Работать Жора в этот день больше не мог. Но и читать не мог тоже. Было больно — словно саднил давно не существующий орган. Когда-то он кропал этот текст целенаправленно — в качестве разбавленной сахарком кровицы для мечтательно мечтающих пиявок, присосавшихся к экранам телеящиков с целью расширить свой убогий, элементарный, трусливый любовный опыт — а сейчас этот текст самому Жоре казался шедевром! Как это сказано у классика? — макаем губы свои в коричневые жижи… Это о сиденье с такими же мерзавцами, как я, по всяким негодяйским ресторанам… бефстроганов по-берлински… телячьи почки в грибном соусе… медальоны из печени по-брюссельски… ох, мамочка…

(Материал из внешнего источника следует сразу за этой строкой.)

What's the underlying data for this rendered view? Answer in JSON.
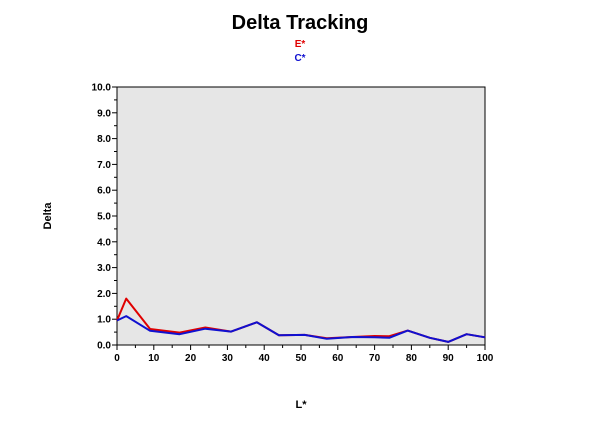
{
  "chart_data": {
    "type": "line",
    "title": "Delta Tracking",
    "xlabel": "L*",
    "ylabel": "Delta",
    "xlim": [
      0,
      100
    ],
    "ylim": [
      0,
      10
    ],
    "xticks": [
      0,
      10,
      20,
      30,
      40,
      50,
      60,
      70,
      80,
      90,
      100
    ],
    "yticks": [
      0,
      1,
      2,
      3,
      4,
      5,
      6,
      7,
      8,
      9,
      10
    ],
    "plot_background": "#e6e6e6",
    "grid": false,
    "legend_position": "top-center",
    "series": [
      {
        "name": "E*",
        "color": "#e00000",
        "x": [
          0,
          2.5,
          9,
          17,
          24,
          31,
          38,
          44,
          51,
          57,
          64,
          70,
          74,
          79,
          85,
          90,
          95,
          100
        ],
        "y": [
          0.95,
          1.8,
          0.62,
          0.48,
          0.68,
          0.52,
          0.88,
          0.38,
          0.39,
          0.26,
          0.31,
          0.35,
          0.34,
          0.56,
          0.28,
          0.12,
          0.42,
          0.3
        ]
      },
      {
        "name": "C*",
        "color": "#1010d0",
        "x": [
          0,
          2.5,
          9,
          17,
          24,
          31,
          38,
          44,
          51,
          57,
          64,
          70,
          74,
          79,
          85,
          90,
          95,
          100
        ],
        "y": [
          0.95,
          1.12,
          0.55,
          0.42,
          0.63,
          0.52,
          0.88,
          0.38,
          0.39,
          0.24,
          0.31,
          0.3,
          0.28,
          0.56,
          0.28,
          0.12,
          0.42,
          0.3
        ]
      }
    ]
  }
}
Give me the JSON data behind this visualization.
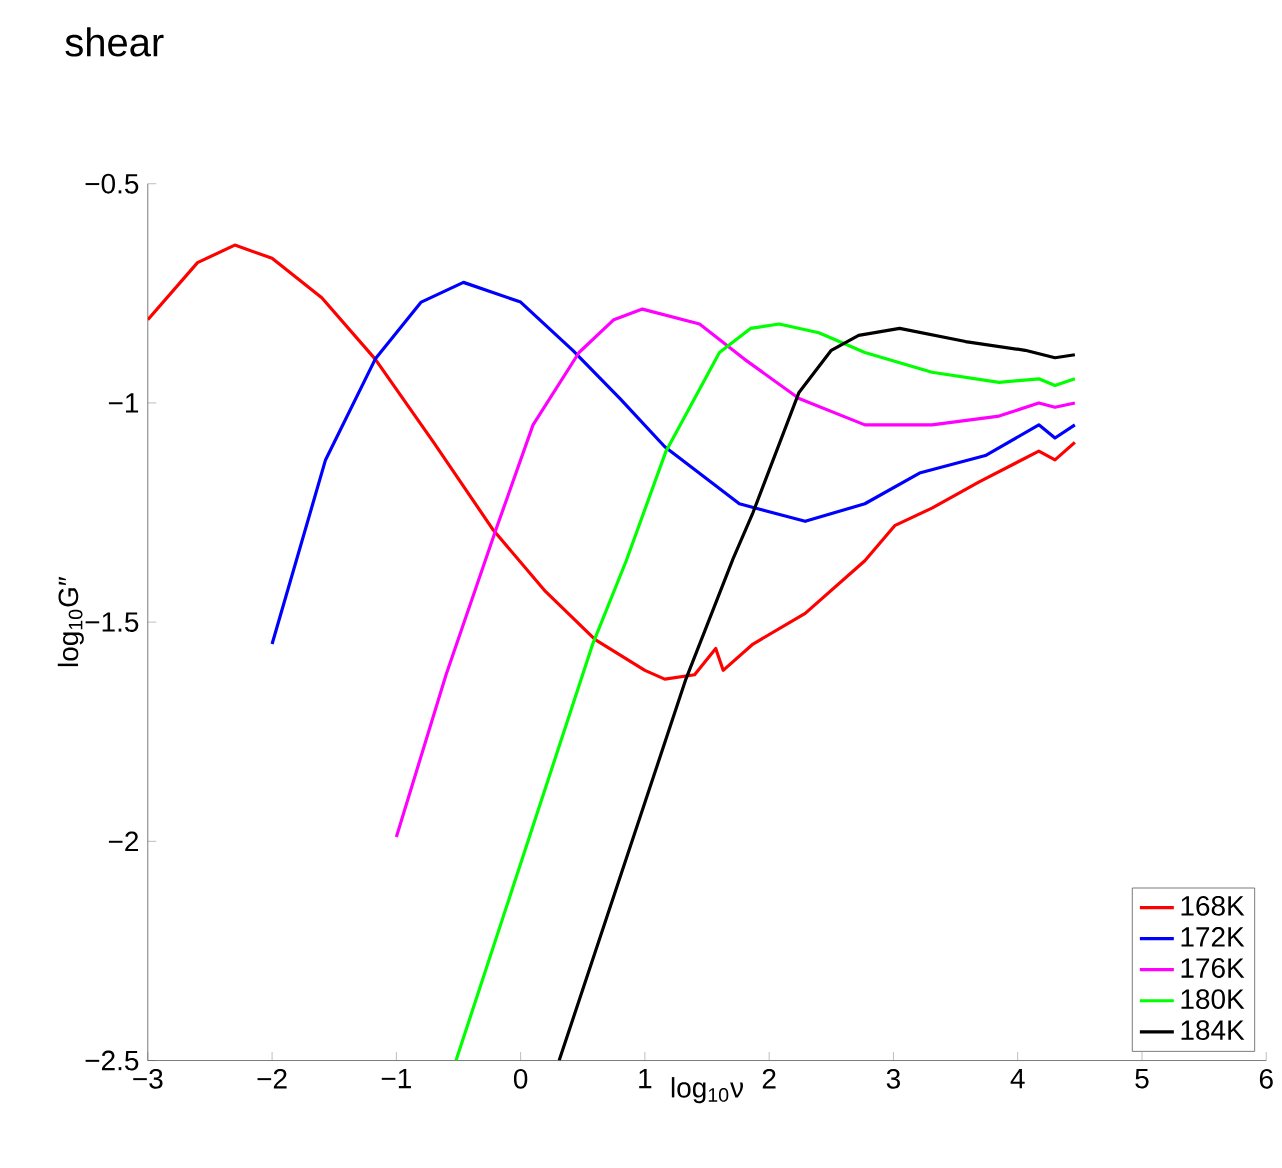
{
  "chart_data": {
    "type": "line",
    "title": "shear",
    "xlabel": "log$_{10}$ν",
    "ylabel": "log$_{10}$G″",
    "xlim": [
      -3,
      6
    ],
    "ylim": [
      -2.5,
      -0.5
    ],
    "xticks": [
      {
        "value": -3,
        "label": "−3"
      },
      {
        "value": -2,
        "label": "−2"
      },
      {
        "value": -1,
        "label": "−1"
      },
      0,
      1,
      2,
      3,
      4,
      5,
      6
    ],
    "yticks": [
      {
        "value": -2.5,
        "label": "−2.5"
      },
      {
        "value": -2,
        "label": "−2"
      },
      {
        "value": -1.5,
        "label": "−1.5"
      },
      {
        "value": -1,
        "label": "−1"
      },
      {
        "value": -0.5,
        "label": "−0.5"
      }
    ],
    "grid": false,
    "legend": "bottom right",
    "marker": "none",
    "line_style": "solid",
    "series": [
      {
        "name": "168K",
        "color": "#ff0000",
        "x": [
          -3.0,
          -2.6,
          -2.3,
          -2.0,
          -1.6,
          -1.17,
          -0.7,
          -0.22,
          0.2,
          0.6,
          1.0,
          1.16,
          1.4,
          1.57,
          1.63,
          1.87,
          2.29,
          2.77,
          3.01,
          3.31,
          3.69,
          4.17,
          4.3,
          4.46
        ],
        "values": [
          -0.81,
          -0.68,
          -0.64,
          -0.67,
          -0.76,
          -0.9,
          -1.09,
          -1.29,
          -1.43,
          -1.54,
          -1.61,
          -1.63,
          -1.62,
          -1.56,
          -1.61,
          -1.55,
          -1.48,
          -1.36,
          -1.28,
          -1.24,
          -1.18,
          -1.11,
          -1.13,
          -1.09
        ]
      },
      {
        "name": "172K",
        "color": "#0000ff",
        "x": [
          -2.0,
          -1.57,
          -1.17,
          -0.8,
          -0.46,
          0.0,
          0.42,
          0.8,
          1.16,
          1.76,
          2.29,
          2.77,
          3.21,
          3.74,
          4.17,
          4.3,
          4.46
        ],
        "values": [
          -1.55,
          -1.13,
          -0.9,
          -0.77,
          -0.725,
          -0.77,
          -0.88,
          -0.99,
          -1.1,
          -1.23,
          -1.27,
          -1.23,
          -1.16,
          -1.12,
          -1.05,
          -1.08,
          -1.05
        ]
      },
      {
        "name": "176K",
        "color": "#ff00ff",
        "x": [
          -1.0,
          -0.6,
          -0.2,
          0.1,
          0.47,
          0.75,
          0.98,
          1.44,
          1.8,
          2.24,
          2.77,
          3.31,
          3.85,
          4.17,
          4.3,
          4.46
        ],
        "values": [
          -1.99,
          -1.62,
          -1.29,
          -1.05,
          -0.885,
          -0.81,
          -0.786,
          -0.82,
          -0.9,
          -0.99,
          -1.05,
          -1.05,
          -1.03,
          -1.0,
          -1.01,
          -1.0
        ]
      },
      {
        "name": "180K",
        "color": "#00ff00",
        "x": [
          -0.52,
          0.58,
          0.85,
          1.17,
          1.6,
          1.85,
          2.08,
          2.4,
          2.77,
          3.31,
          3.85,
          4.17,
          4.3,
          4.46
        ],
        "values": [
          -2.5,
          -1.55,
          -1.36,
          -1.11,
          -0.885,
          -0.83,
          -0.82,
          -0.84,
          -0.885,
          -0.93,
          -0.953,
          -0.945,
          -0.96,
          -0.945
        ]
      },
      {
        "name": "184K",
        "color": "#000000",
        "x": [
          0.31,
          1.33,
          1.71,
          1.87,
          2.24,
          2.5,
          2.72,
          3.05,
          3.58,
          4.06,
          4.3,
          4.46
        ],
        "values": [
          -2.5,
          -1.63,
          -1.355,
          -1.25,
          -0.976,
          -0.88,
          -0.846,
          -0.83,
          -0.86,
          -0.88,
          -0.897,
          -0.89
        ]
      }
    ]
  }
}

Чтобы сбросить дурное возбуждение — пустопорожнее возбуждение от недочитанного рассказа — и хоть немного отвлечься от вновь нахлынувшего желания жрать, он сел за киборд — и впервые за весь день напечатал наконец то, что хотел:
Латекс-ботокс-силикон,
Кто без баксов — выйди вон!
Чем бежать с утра на митинг,
Сделай, бэби, фэйса лифтинг!
Бумер-букер-колбаса,
Тухлая капуста!
Съела дилдо без хвоста
И сказала: вкусно!
Без прокладок,
Без кондомов,
Без тампонов мне не жить!
Памперс-мамперс,
Мамперс-памперс,
Тампакс — ты, тебе водить!
Глава 20. Агрессивная жизнь текстов: день первый
Он проснулся на другой день уже поздно, после тревожного сна, но сон подкрепил его. Проснулся он желчный, раздражительный, злой и с ненавистью оглядел свой кабинет.
Со вчерашнего дня Жора был в раздражительном и напряженном состоянии, похожем на ипохондрию.

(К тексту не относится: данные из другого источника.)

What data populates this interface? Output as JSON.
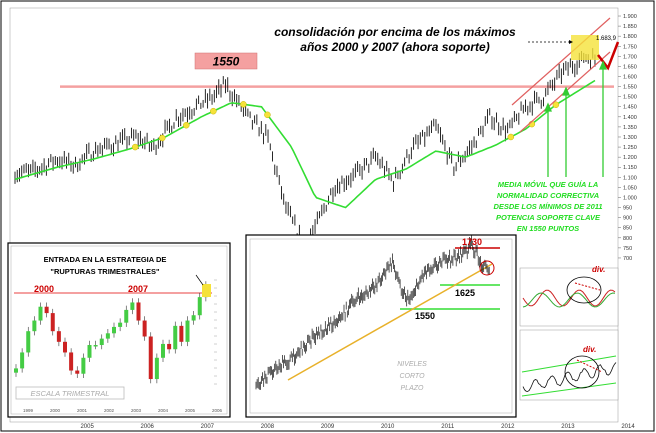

Собственный рассказ совершенно выбил его из колеи. Ни в какие издания («грёбаные») Жора в тот день не пошел. Он решил успокоить себя чтением — но несколько иного рода.
То были его собственные дневники — записи самых разных периодов жизни. Сказать по чести, одни лишь собственные дневники Жора в охотку и читал. Правда, и от дневников было больновато, но то была боль особенная: вот вроде прищемил палец — но прищемил именно потому, чтобы плотней закрыть дверь — и остаться наконец одному.
В дневниках были его собственные записи и цитаты из других авторов, имена которых он никогда не сохранял, считая, что раз цитата пришлась ему впору, то он с автором составляет неразъемный сообщающийся организм.